Many have said that season five feels more dull compared to previous seasons. However, this season builds intensity in its own ways by creating a strong feeling of suspense and through powerful performances from the cast that convey the stakes of the situations the royal family find themselves in. Where it differs from past seasons, the latest season showcases its strength with incredible performances and impactful metaphors about the state of the monarchy as it enters a troubling time.
This season’s cast includes Imelda Staunton (“Harry Potter and the Order of the Phoenix,” “Vera Drake”) as an older Queen Elizabeth II, and her portrayal shows a quiet vulnerability in the Queen’s contemplation of her legacy and regrets while still demonstrating the figure of stability we’ve seen in previous seasons. While the past portrayals of Queen Elizabeth II — played by Claire Foy in seasons one and two and Olivia Coleman in seasons three and four — have been based mainly on archival footage and historical accounts, Staunton’s Queen Elizabeth II is one that viewers likely have some memory of, making her more familiar.
Staunton’s performance feels more poignant than the past portrayals of the Queen as she impeccably encapsulates Queen Elizabeth II’s turmoil over her legacy and whether or not she has left an impact on the “New Britain” that her son, Prince Charles (Dominic West) and Prime Minister Tony Blair (Bertie Carvel) are staunchly advocating for. With public sentiment turning against the royalty, the Queen examines whether or not she’s been successful as a monarch and if her idealization of the past, which she’s mocked for in the season opener “Queen Victoria Syndrome,” is compatible with the modern world.
One of the things that this season does well is deftly relate how the Queen feels as though she is part of a bygone era. Staunton’s performance paired with the several metaphors of aging and decay throughout the season create a meaningful commentary illustrating the Queen’s feelings of displacement with the current times.
Aside from Staunton, performances that stand out amongst the ensemble cast include West (“The Wire”) as Prince Charles and Elizabeth Debicki (“Tenet”) as Princess Diana who both play large roles in this season. With the disintegration of Charles and Diana’s marriage being a central part of the season, West and Debicki have copious amounts of screen time and shine in their roles as older versions of the pair. They masterfully capture the couple’s disillusionment with their relationship, and the resentment they feel toward each other and the royal “establishment.”
Charles and Diana’s imminent divorce is a key part of this season. However, the true turmoil of season five is between Charles and his mother, Queen Elizabeth II. In its essence, this season is about a turning point for the royal family, a point at which England’s movement toward a modern age forces them to reevaluate their positions.

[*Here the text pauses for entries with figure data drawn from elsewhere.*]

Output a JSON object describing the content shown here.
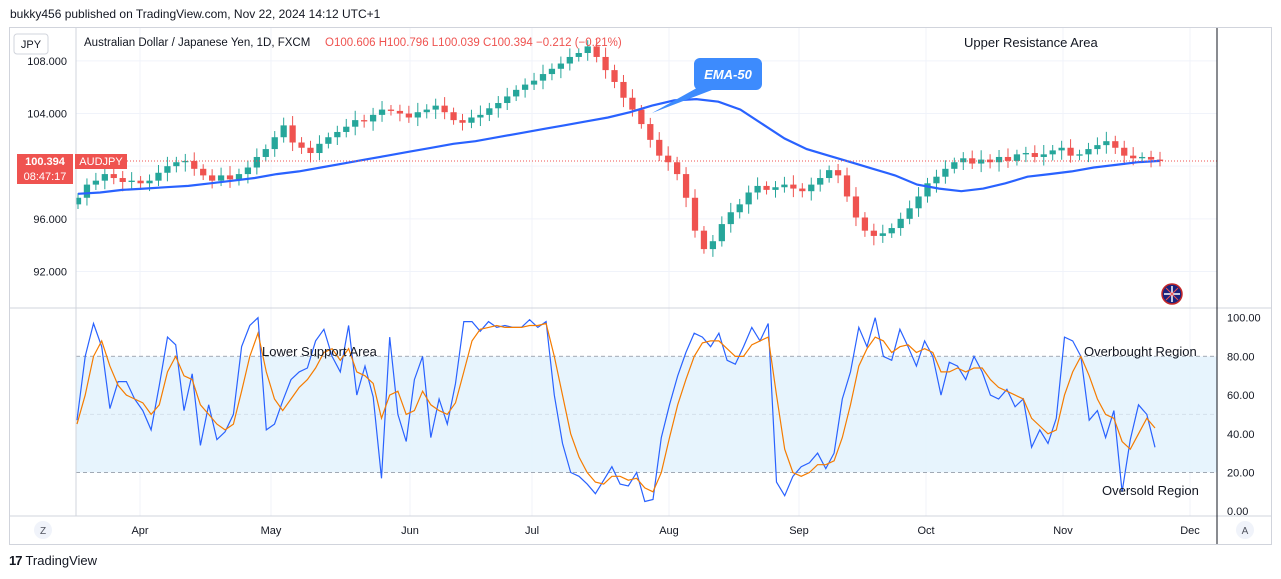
{
  "header": {
    "published": "bukky456 published on TradingView.com, Nov 22, 2024 14:12 UTC+1"
  },
  "footer": {
    "brand": "TradingView",
    "logo_mark": "17"
  },
  "toolbar": {
    "currency_label": "JPY",
    "z_label": "Z",
    "a_label": "A"
  },
  "legend": {
    "symbol": "Australian Dollar / Japanese Yen, 1D, FXCM",
    "ohlc": "O100.606 H100.796 L100.039 C100.394 −0.212 (−0.21%)"
  },
  "price_badge": {
    "price": "100.394",
    "ticker": "AUDJPY",
    "countdown": "08:47:17"
  },
  "annotations": {
    "ema_callout": "EMA-50",
    "upper_resistance": "Upper Resistance Area",
    "lower_support": "Lower Support Area",
    "overbought": "Overbought Region",
    "oversold": "Oversold Region"
  },
  "colors": {
    "up": "#26a69a",
    "down": "#ef5350",
    "ema": "#2962ff",
    "k_line": "#2962ff",
    "d_line": "#f57c00",
    "band": "#e3f2fd",
    "callout": "#3d8bfd"
  },
  "chart_data": [
    {
      "type": "candlestick",
      "title": "Australian Dollar / Japanese Yen, 1D, FXCM",
      "ylabel": "JPY",
      "y_ticks": [
        "108.000",
        "104.000",
        "100.000",
        "96.000",
        "92.000"
      ],
      "ylim": [
        89.3,
        110.5
      ],
      "x_ticks": [
        "Apr",
        "May",
        "Jun",
        "Jul",
        "Aug",
        "Sep",
        "Oct",
        "Nov",
        "Dec"
      ],
      "last_close": 100.394,
      "close_series": [
        97.6,
        98.6,
        98.9,
        99.4,
        99.1,
        98.8,
        98.9,
        98.7,
        98.9,
        99.5,
        100.0,
        100.3,
        100.4,
        99.8,
        99.3,
        98.9,
        99.3,
        99.0,
        99.4,
        99.9,
        100.7,
        101.3,
        102.2,
        103.1,
        101.8,
        101.4,
        101.0,
        101.7,
        102.2,
        102.6,
        103.0,
        103.5,
        103.4,
        103.9,
        104.3,
        104.2,
        104.0,
        103.7,
        104.1,
        104.3,
        104.6,
        104.1,
        103.5,
        103.3,
        103.7,
        103.9,
        104.4,
        104.8,
        105.3,
        105.8,
        106.2,
        106.5,
        107.0,
        107.4,
        107.8,
        108.3,
        108.6,
        109.1,
        108.3,
        107.3,
        106.4,
        105.2,
        104.3,
        103.2,
        102.0,
        100.8,
        100.3,
        99.4,
        97.6,
        95.1,
        93.7,
        94.3,
        95.6,
        96.5,
        97.1,
        98.0,
        98.5,
        98.2,
        98.4,
        98.6,
        98.3,
        98.1,
        98.6,
        99.1,
        99.7,
        99.3,
        97.7,
        96.1,
        95.1,
        94.7,
        94.9,
        95.3,
        96.0,
        96.8,
        97.7,
        98.7,
        99.2,
        99.8,
        100.3,
        100.6,
        100.2,
        100.5,
        100.3,
        100.7,
        100.4,
        100.9,
        101.0,
        100.7,
        100.9,
        101.2,
        101.4,
        100.8,
        100.9,
        101.3,
        101.6,
        101.9,
        101.4,
        100.8,
        100.6,
        100.7,
        100.5,
        100.394
      ],
      "series": [
        {
          "name": "EMA-50",
          "values": [
            97.9,
            98.0,
            98.2,
            98.3,
            98.4,
            98.5,
            98.7,
            98.9,
            99.1,
            99.4,
            99.6,
            99.9,
            100.2,
            100.5,
            100.8,
            101.1,
            101.4,
            101.7,
            101.9,
            102.2,
            102.5,
            102.8,
            103.1,
            103.4,
            103.7,
            104.1,
            104.6,
            105.0,
            105.1,
            104.9,
            104.3,
            103.2,
            102.1,
            101.3,
            100.8,
            100.3,
            99.8,
            99.3,
            98.6,
            98.3,
            98.1,
            98.3,
            98.7,
            99.2,
            99.4,
            99.6,
            99.9,
            100.1,
            100.3,
            100.4
          ]
        }
      ]
    },
    {
      "type": "line",
      "title": "",
      "y_ticks": [
        "100.00",
        "80.00",
        "60.00",
        "40.00",
        "20.00",
        "0.00"
      ],
      "ylim": [
        -2,
        104
      ],
      "bands": [
        20,
        80
      ],
      "midline": 50,
      "series": [
        {
          "name": "",
          "values": [
            47,
            80,
            97,
            85,
            53,
            67,
            67,
            58,
            52,
            42,
            65,
            90,
            86,
            52,
            71,
            34,
            55,
            37,
            41,
            50,
            85,
            96,
            100,
            42,
            45,
            57,
            68,
            72,
            74,
            88,
            94,
            80,
            72,
            96,
            60,
            75,
            59,
            17,
            90,
            50,
            36,
            68,
            80,
            38,
            58,
            45,
            66,
            98,
            98,
            93,
            98,
            95,
            96,
            95,
            95,
            99,
            95,
            98,
            60,
            35,
            20,
            18,
            14,
            9,
            16,
            23,
            14,
            13,
            20,
            5,
            6,
            38,
            55,
            70,
            82,
            92,
            90,
            85,
            92,
            78,
            76,
            85,
            95,
            88,
            97,
            15,
            8,
            18,
            23,
            25,
            30,
            22,
            30,
            58,
            72,
            95,
            85,
            100,
            80,
            78,
            94,
            85,
            75,
            88,
            80,
            60,
            77,
            75,
            68,
            80,
            72,
            60,
            58,
            63,
            54,
            58,
            33,
            42,
            35,
            48,
            90,
            88,
            80,
            47,
            52,
            38,
            52,
            10,
            37,
            55,
            50,
            33
          ]
        },
        {
          "name": "",
          "values": [
            45,
            60,
            80,
            88,
            75,
            65,
            60,
            58,
            56,
            50,
            55,
            72,
            80,
            70,
            68,
            55,
            50,
            45,
            42,
            45,
            62,
            80,
            92,
            72,
            58,
            52,
            58,
            64,
            68,
            74,
            82,
            84,
            78,
            84,
            72,
            70,
            66,
            48,
            60,
            62,
            50,
            52,
            62,
            55,
            52,
            50,
            56,
            72,
            88,
            94,
            95,
            96,
            95,
            95,
            95,
            96,
            96,
            97,
            80,
            60,
            40,
            28,
            20,
            15,
            14,
            18,
            18,
            16,
            17,
            12,
            10,
            20,
            38,
            55,
            68,
            80,
            87,
            88,
            88,
            84,
            80,
            80,
            86,
            88,
            90,
            60,
            32,
            20,
            18,
            20,
            24,
            24,
            26,
            38,
            55,
            75,
            84,
            90,
            88,
            82,
            85,
            86,
            82,
            84,
            82,
            72,
            72,
            74,
            72,
            74,
            74,
            68,
            64,
            62,
            60,
            58,
            48,
            44,
            40,
            42,
            60,
            72,
            80,
            70,
            58,
            50,
            48,
            36,
            32,
            40,
            48,
            43
          ]
        }
      ]
    }
  ]
}
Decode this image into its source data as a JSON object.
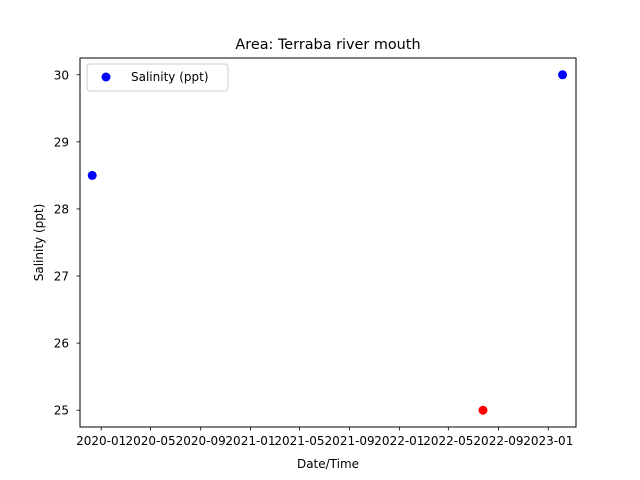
{
  "chart_data": {
    "type": "scatter",
    "title": "Area: Terraba river mouth",
    "xlabel": "Date/Time",
    "ylabel": "Salinity (ppt)",
    "xlim": [
      "2019-11-10",
      "2023-03-10"
    ],
    "ylim": [
      24.75,
      30.25
    ],
    "x_ticks": [
      {
        "date": "2020-01-01",
        "label": "2020-01"
      },
      {
        "date": "2020-05-01",
        "label": "2020-05"
      },
      {
        "date": "2020-09-01",
        "label": "2020-09"
      },
      {
        "date": "2021-01-01",
        "label": "2021-01"
      },
      {
        "date": "2021-05-01",
        "label": "2021-05"
      },
      {
        "date": "2021-09-01",
        "label": "2021-09"
      },
      {
        "date": "2022-01-01",
        "label": "2022-01"
      },
      {
        "date": "2022-05-01",
        "label": "2022-05"
      },
      {
        "date": "2022-09-01",
        "label": "2022-09"
      },
      {
        "date": "2023-01-01",
        "label": "2023-01"
      }
    ],
    "y_ticks": [
      25,
      26,
      27,
      28,
      29,
      30
    ],
    "grid": false,
    "legend": {
      "position": "top-left",
      "entries": [
        {
          "label": "Salinity (ppt)",
          "color": "#0000ff"
        }
      ]
    },
    "series": [
      {
        "name": "Salinity (ppt)",
        "points": [
          {
            "date": "2019-12-10",
            "value": 28.5,
            "color": "#0000ff"
          },
          {
            "date": "2022-07-25",
            "value": 25.0,
            "color": "#ff0000"
          },
          {
            "date": "2023-02-05",
            "value": 30.0,
            "color": "#0000ff"
          }
        ]
      }
    ]
  }
}
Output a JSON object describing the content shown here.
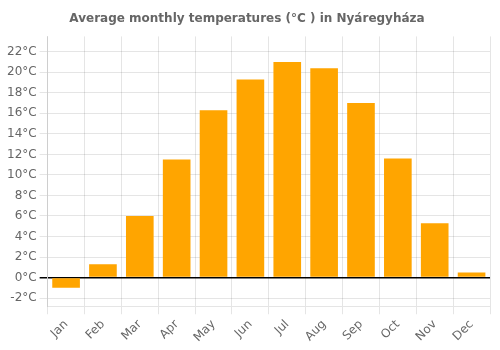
{
  "chart_data": {
    "type": "bar",
    "title": "Average monthly temperatures (°C ) in Nyáregyháza",
    "categories": [
      "Jan",
      "Feb",
      "Mar",
      "Apr",
      "May",
      "Jun",
      "Jul",
      "Aug",
      "Sep",
      "Oct",
      "Nov",
      "Dec"
    ],
    "values": [
      -1.0,
      1.3,
      6.0,
      11.5,
      16.3,
      19.3,
      21.0,
      20.4,
      17.0,
      11.6,
      5.3,
      0.5
    ],
    "color": "#FFA500",
    "ylim": [
      -2.8,
      23.5
    ],
    "yticks": [
      {
        "value": -2,
        "label": "-2°C"
      },
      {
        "value": 0,
        "label": "0°C"
      },
      {
        "value": 2,
        "label": "2°C"
      },
      {
        "value": 4,
        "label": "4°C"
      },
      {
        "value": 6,
        "label": "6°C"
      },
      {
        "value": 8,
        "label": "8°C"
      },
      {
        "value": 10,
        "label": "10°C"
      },
      {
        "value": 12,
        "label": "12°C"
      },
      {
        "value": 14,
        "label": "14°C"
      },
      {
        "value": 16,
        "label": "16°C"
      },
      {
        "value": 18,
        "label": "18°C"
      },
      {
        "value": 20,
        "label": "20°C"
      },
      {
        "value": 22,
        "label": "22°C"
      }
    ],
    "grid": true
  }
}
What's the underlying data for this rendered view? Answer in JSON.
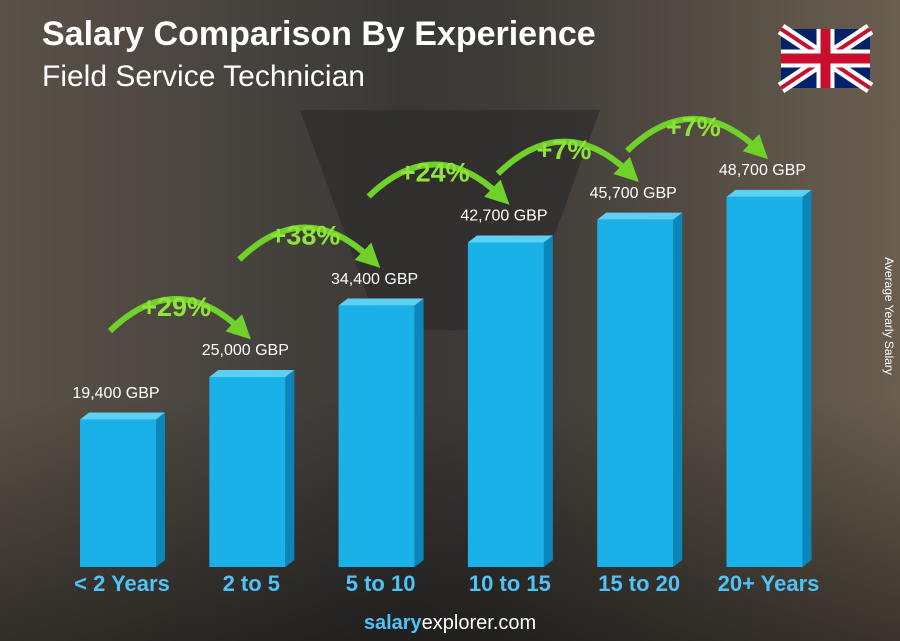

Queen Elizabeth II is suddenly at odds with Prince Charles, whose support for change within the monarchy and the country is antithetical to her own support for the ways of the past. Rather than focus on the external conflicts that past seasons of “The Crown” have touched on, such as the Suez Crisis or the John F. Kennedy assassination, this season highlights the growing divides within the House of Windsor and how, as Jonny Lee Miller’s Prime Minister John Major puts it, “it feels it’s all about to erupt.”
Perhaps why this season feels slightly lackluster to some is because it spends so much time leading up to that eruption. It feels prolonged as this season has a slightly slower pace. “The Crown” hasn’t shied away from controversy in the past, and the time period this new season covers has been known as one of the most mediatized and tumultuous periods for the monarchy: the 1992 Windsor Castle fire, Princess Diana’s iconic revenge dress and the dreaded “Tampongate.” Understandably, expectations for this season and its coverage of these events have been high.
However, despite being a drama series, many involved with production have stated that showrunner Peter Morgan attempts to be sensitive and respectful in his portrayals of the royal family — even if the royal family may not agree with the sentiment. Even though he’s faced criticism in the past for his depictions of the royal family, Morgan has maintained that he has respect and affection for the crown. This season may feel slightly different due to viewers expecting something more melodramatic than what Morgan’s style of writing delivers.
Although Morgan’s writing may not provide viewers with histrionic coverage of this low point in the royal family’s lives, this season is still intense and immerses the viewers in the high stakes that the characters find themselves in as they grapple with their roles and place in the modern world. All in all, this season is still an enjoyable view strengthened by incredible performances and stellar writing.